= Arthur Marcotte =

Canadian politician

Arthur Marcotte (March 8, 1873 - August 18, 1958) was a lawyer and political figure in Saskatchewan, Canada. He sat for Ponteix division in the Senate of Canada from 1931 to 1958 as a Conservative.

He was born in Sault-au-Récolle near Montreal, the son of Hormisdas Marcotte and Célina Beauchamp, and was educated at the Séminaire de Ste-Thérèse and the Université de Montréal. In 1894, he married Hermine Germain.

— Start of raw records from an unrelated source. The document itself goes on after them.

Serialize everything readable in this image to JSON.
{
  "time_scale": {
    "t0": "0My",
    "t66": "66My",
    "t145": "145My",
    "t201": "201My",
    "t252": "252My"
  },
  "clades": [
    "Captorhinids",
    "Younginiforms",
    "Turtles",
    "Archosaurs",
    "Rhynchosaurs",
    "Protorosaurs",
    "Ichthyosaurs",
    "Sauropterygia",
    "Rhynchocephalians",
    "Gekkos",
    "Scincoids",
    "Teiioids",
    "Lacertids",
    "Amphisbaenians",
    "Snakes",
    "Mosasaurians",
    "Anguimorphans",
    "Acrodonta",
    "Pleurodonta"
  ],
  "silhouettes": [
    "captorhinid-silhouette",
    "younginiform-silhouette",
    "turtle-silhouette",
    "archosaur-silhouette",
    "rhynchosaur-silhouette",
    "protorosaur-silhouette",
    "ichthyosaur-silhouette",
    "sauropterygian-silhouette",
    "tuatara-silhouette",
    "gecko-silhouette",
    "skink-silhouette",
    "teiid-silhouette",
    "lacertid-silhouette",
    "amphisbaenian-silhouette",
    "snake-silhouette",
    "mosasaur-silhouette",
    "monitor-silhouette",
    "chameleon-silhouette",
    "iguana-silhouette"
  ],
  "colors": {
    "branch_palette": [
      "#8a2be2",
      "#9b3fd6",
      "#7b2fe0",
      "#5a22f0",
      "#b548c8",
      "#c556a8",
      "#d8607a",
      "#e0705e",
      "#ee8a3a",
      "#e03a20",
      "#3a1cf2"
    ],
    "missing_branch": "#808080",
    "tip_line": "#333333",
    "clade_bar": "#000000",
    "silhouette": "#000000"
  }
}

Marcotte served as the secretary to Guillaume-Alphonse Nantel from 1896 to 1897 and then was an accountant in the Quebec Department of Crown Lands until 1904. He was amateur billiards champion of Canada in 1901 and represented Canada in the World Billiards Championship held in New York City. He founded the Académie de Billard Marcotte in Montreal in 1904. Marcotte came to Saskatchewan in 1910 and was admitted to the Regina bar in 1914. He ran unsuccessfully for the Notukeu seat in the provincial assembly in 1912 and 1917 and in the federal riding of Willow Bunch in 1926. Marcotte was president of the Association des professionnels Canadiens-français de la Saskatchewan and vice-president of the Association Franco-canadienne. He died in office at the age of 85. He had been appointed to the Senate by Prime Minister R.B. Bennett.